I've done the Bear Mountain 50 Miler twice, so it should be cake. I know the course. I run here way too much. But that wasn't to be. Horrible personal problems that I won't go into prevented me from doing anything in the first 25 miles but moving forward, slowly. I was overwhelmed with sadness, and found my race ruined like never before. How could I run when -- how? I ran but I found my motivation slagging as my mind wandered into sad, dangerous territories.
But at mile 25, I ran into the amazing John Budge. I met John when he signed up to do the Burning Man Ultra, and we haven't really hung out tons. But here, we were able to hang out - for 25 miles. We talked about love, our first kisses, how he proposed to his wife, crazy times at Burning Man, what motivates us, that sort of thing. If it hadn't been for him, I probably would have gone crazy. I probably would still be sitting on a rock, bawling my eyes out, muddy knees to my chest, dirt-tear-streaked face seeing nothing but my own thoughts. But John - he saved me. I told John, "I need to stay out of my head. You are saving my race." I think he really enjoyed the times too. We both agreed we made each other's day. I pushed both of us, and when I was weak, he pushed us. We worked together, and it was really a beautiful example of teamwork - and friendship. In ultras, the barriers fall down and people become close so quickly. When I finished, I was so happy - because I struggled past something that could have really held me back. Yes, there were plenty of tears, plenty, a sleepless night, crying on rooftops - but first, there was a strong hug for John.

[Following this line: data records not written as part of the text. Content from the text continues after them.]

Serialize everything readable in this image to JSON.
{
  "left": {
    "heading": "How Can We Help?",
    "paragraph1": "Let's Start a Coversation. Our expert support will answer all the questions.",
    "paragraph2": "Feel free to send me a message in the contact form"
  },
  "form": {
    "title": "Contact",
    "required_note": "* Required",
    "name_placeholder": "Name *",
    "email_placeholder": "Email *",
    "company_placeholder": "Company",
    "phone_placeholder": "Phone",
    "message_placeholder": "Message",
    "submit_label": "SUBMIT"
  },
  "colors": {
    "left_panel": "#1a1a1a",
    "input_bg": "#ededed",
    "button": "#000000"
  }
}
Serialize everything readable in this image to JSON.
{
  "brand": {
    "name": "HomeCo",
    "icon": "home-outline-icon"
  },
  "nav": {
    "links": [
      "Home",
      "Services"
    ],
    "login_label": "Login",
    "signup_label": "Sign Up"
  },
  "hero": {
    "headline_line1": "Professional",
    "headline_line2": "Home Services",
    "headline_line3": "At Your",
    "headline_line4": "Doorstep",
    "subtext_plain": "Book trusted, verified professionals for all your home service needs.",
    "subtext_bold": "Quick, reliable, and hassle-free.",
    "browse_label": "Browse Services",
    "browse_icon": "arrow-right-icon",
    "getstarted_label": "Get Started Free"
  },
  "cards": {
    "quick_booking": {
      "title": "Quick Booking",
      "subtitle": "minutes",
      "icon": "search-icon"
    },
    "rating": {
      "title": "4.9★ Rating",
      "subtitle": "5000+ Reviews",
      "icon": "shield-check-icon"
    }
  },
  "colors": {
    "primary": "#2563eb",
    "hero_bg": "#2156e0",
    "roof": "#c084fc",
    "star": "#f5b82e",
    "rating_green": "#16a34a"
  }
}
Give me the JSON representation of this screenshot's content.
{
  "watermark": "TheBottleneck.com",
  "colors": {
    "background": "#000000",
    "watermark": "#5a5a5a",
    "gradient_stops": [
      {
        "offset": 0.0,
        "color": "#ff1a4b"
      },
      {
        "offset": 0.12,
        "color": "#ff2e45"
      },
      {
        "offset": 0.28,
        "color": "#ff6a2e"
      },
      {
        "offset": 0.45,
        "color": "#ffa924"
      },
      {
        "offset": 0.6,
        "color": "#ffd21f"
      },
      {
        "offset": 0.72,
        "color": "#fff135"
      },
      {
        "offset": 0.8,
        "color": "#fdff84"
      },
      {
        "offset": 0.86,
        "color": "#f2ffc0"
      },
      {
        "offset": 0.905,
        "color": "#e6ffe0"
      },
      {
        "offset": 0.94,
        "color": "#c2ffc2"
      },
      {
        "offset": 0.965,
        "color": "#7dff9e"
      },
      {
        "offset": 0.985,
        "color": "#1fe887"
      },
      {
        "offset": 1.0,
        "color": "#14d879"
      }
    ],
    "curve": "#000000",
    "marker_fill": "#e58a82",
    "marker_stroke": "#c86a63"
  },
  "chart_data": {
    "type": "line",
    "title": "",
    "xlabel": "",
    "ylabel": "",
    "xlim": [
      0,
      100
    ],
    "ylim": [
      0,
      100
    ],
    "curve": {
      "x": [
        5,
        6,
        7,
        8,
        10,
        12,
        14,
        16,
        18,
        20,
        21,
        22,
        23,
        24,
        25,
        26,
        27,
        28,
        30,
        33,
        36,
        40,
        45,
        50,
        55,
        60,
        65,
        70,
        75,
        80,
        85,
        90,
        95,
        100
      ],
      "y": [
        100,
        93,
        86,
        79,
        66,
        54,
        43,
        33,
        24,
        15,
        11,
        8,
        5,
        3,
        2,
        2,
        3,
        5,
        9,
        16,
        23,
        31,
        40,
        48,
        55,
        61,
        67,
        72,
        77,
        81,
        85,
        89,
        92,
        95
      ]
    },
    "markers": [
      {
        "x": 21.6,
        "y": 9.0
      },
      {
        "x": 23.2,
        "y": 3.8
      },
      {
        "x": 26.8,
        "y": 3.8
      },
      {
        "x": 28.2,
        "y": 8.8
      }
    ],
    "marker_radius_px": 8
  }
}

A friend remarked after I reported on my turnaround, "X0 Cherie. You're one tough chicita bonita. You inspire me for so many reasons, especially your ability to "smile" through a sh*tstorm and turn things around to be positive no matter what." I thank Deanna for that, though sometimes, I wish there wasn't a sh*tstorm for me to be positive through - can't I just be positive on a sunny day and persevere? Like this woman told me about her first 50 miler (with a very generous cut-off) -- "I just got in my car in the middle and cried for two hours. I was so cold. But it made me stronger." I thought through my tears, "But I don't want to suffer so it makes me stronger - I want to enjoy and yes, suffer a little, but why can't I get stronger without getting my ass kicked again and again? Can I have a good race for once?"
Even though the day began and ended with tears, the middle part was full of friendship, cookies, and Burning Man tales.
Thank you, John. And thank you to all the beautiful strangers who pushed me with their love and help and kind words. You are true beautiful ultrarunners and I love that you are in my sport.